After the Tsunami

28 February 2008

Like many other YMCA staffers involved in post-Tsunami rehabilitation work, Mr P Danial, Project Officer for Tsunami projects for the National Council of YMCAs of India, has a very personal memory of the events over three years ago. 

Kanyakumari embroidery project
Young women at the embroidery project

"My son was here on holiday. He’d visited the beach and was caught up in the Tsunami. He was thrown up onto the roof of a house and clung on. Miraculously he escaped. That helped me get into the relief work in a very vigourous way." His eyes well up with tears and he wipes them with a large blue checked hankerchief.

Based in Kanyakumari, the southernmost tip of India, where around 1400 people died and 3000 houses were lost, Mr Danial contacted Madurai YMCA for help. "They are 245 km away but they responded shortly afterwards and I was deputed by the National Council to head up project work here."

We are sitting in the airy dining room of the YMCA premises in Kanyakumari, funded by Y Care International. Large fans whirr overhead, and a cohort of women on a course have just finished a breakfast of dosa and idly. "The immediate relief work took ten to fifteen days, then there was a six month gap of planning what needed to be done. What we’re doing is not disaster mitigation, it’s rehabilitation work," continues Danial. "The rehabilitation work was given to the bigger YMCAs in Madurai and Martandam because they have the organizational structure to implement it.
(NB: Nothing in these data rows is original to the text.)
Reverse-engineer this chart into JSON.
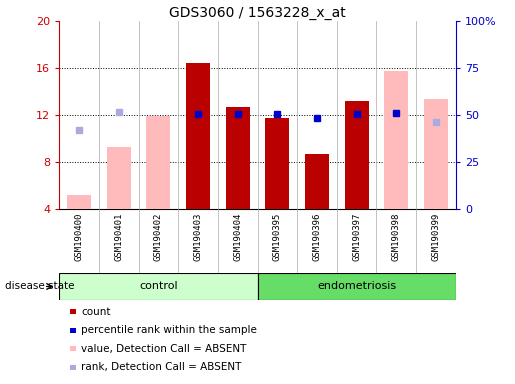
{
  "title": "GDS3060 / 1563228_x_at",
  "samples": [
    "GSM190400",
    "GSM190401",
    "GSM190402",
    "GSM190403",
    "GSM190404",
    "GSM190395",
    "GSM190396",
    "GSM190397",
    "GSM190398",
    "GSM190399"
  ],
  "groups": [
    "control",
    "control",
    "control",
    "control",
    "control",
    "endometriosis",
    "endometriosis",
    "endometriosis",
    "endometriosis",
    "endometriosis"
  ],
  "red_bars": [
    null,
    null,
    null,
    16.4,
    12.7,
    11.8,
    8.7,
    13.2,
    null,
    null
  ],
  "pink_bars": [
    5.2,
    9.3,
    11.9,
    null,
    null,
    null,
    null,
    null,
    15.8,
    13.4
  ],
  "blue_squares": [
    null,
    null,
    null,
    12.1,
    12.1,
    12.1,
    11.8,
    12.1,
    12.2,
    null
  ],
  "lightblue_squares": [
    10.7,
    12.3,
    null,
    null,
    null,
    null,
    null,
    null,
    null,
    11.4
  ],
  "ylim_left": [
    4,
    20
  ],
  "yticks_left": [
    4,
    8,
    12,
    16,
    20
  ],
  "yticks_right_vals": [
    0,
    25,
    50,
    75,
    100
  ],
  "yticklabels_right": [
    "0",
    "25",
    "50",
    "75",
    "100%"
  ],
  "left_axis_color": "#cc0000",
  "right_axis_color": "#0000cc",
  "red_bar_color": "#bb0000",
  "pink_bar_color": "#ffbbbb",
  "blue_sq_color": "#0000cc",
  "lightblue_sq_color": "#aaaadd",
  "control_color": "#ccffcc",
  "endo_color": "#66dd66",
  "plot_bg": "#eeeeee",
  "grid_color": "#000000",
  "sep_color": "#aaaaaa",
  "label_bg": "#cccccc"
}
Two and a half years on, these people have got some confidence in NGOs, but they’ve lost hope that the government will do anything. They got no help from the government apart from temporary shelters and some relief materials."

In the Kanyakumari area, the YMCA has 170 houses either built or under construction, each one housing a family of three to four people. There is an ongoing programme of health camps, and Self Help Groups (SHGs), as well as various training programmes in income-generation, including bee-keeping, tailoring, banana fibre making, and embroidery.

Many beneficiaries, like Josephine May, have benefited from this overlapping programme. She has been in her YMCA house in Manakudy in Kanyakumari district, for nearly two years now, and the garden, with its banana and mango trees and jasmine bush, is a testament to her time there. We sit on the concrete floor of her sitting room, surrounded by pictures of the Virgin Mary, Jesus and Pope Benedict.

Josephine, Kanyakumari
Josephine in her garden

"My husband is a fisherman and we have a thirteen year old daughter. Before the Tsunami we lived in a rented house. It was totally destroyed and I lost everything. Afterwards we were put in a camp for a year. It was very hot and my daughter got chicken pox. We’d never heard of the YMCA but the priests recommended us."

"The YMCA brought us to the site to show us. We were so happy. I tried to help out by carrying bricks on my head. This house is safe, I can sleep well and relax. Before our whole house was the size of this room. Now we have a lot of space; my daughter can play, my husband can watch TV and I can go to another room to rest."

"I belong to the kulu (Self Help Group). My neighbour told me about it and I thought it sounded like a good idea. We pay 25rp (20p) a week which earns interest so I can give money to my husband to buy and sell fish. We keep the profit and give back the original capital."

"The kulu told me about the tailoring training, which I’m finding quite helpful. I’m starting to sew clothes for my family and neighbours. It helps me save money for my daughter’s schooling. I want her to become educated but I don’t have enough money to pay for the school fees, the books and the uniform."

She leads us into the garden, the family dog frolicking at her heels. "Before the Tsunami we had a lot of problems. Here we have a kitchen, a bedroom, store room, it’s much better than before, though we still have a lot of money problems.” Josephine shows off her flowers. “I like plants. I have jasmine and roses, though the roses are quite difficult to grow. I have to give them proper soil and water them every day, but I’m happy to do that. I want lots of colours."

Like growing roses, this work takes time and effort and sometimes the results can be mixed. But three years on, Mr Danial asserts, "We are proud of Y Care International and the YMCA. We came out with a big idea, we didn’t think small. This is the biggest single project by the National Council of YMCAs ever. The standard of living of beneficiaries has gone up very much and the Kanyakumari people feel that there’s someone to take care of them."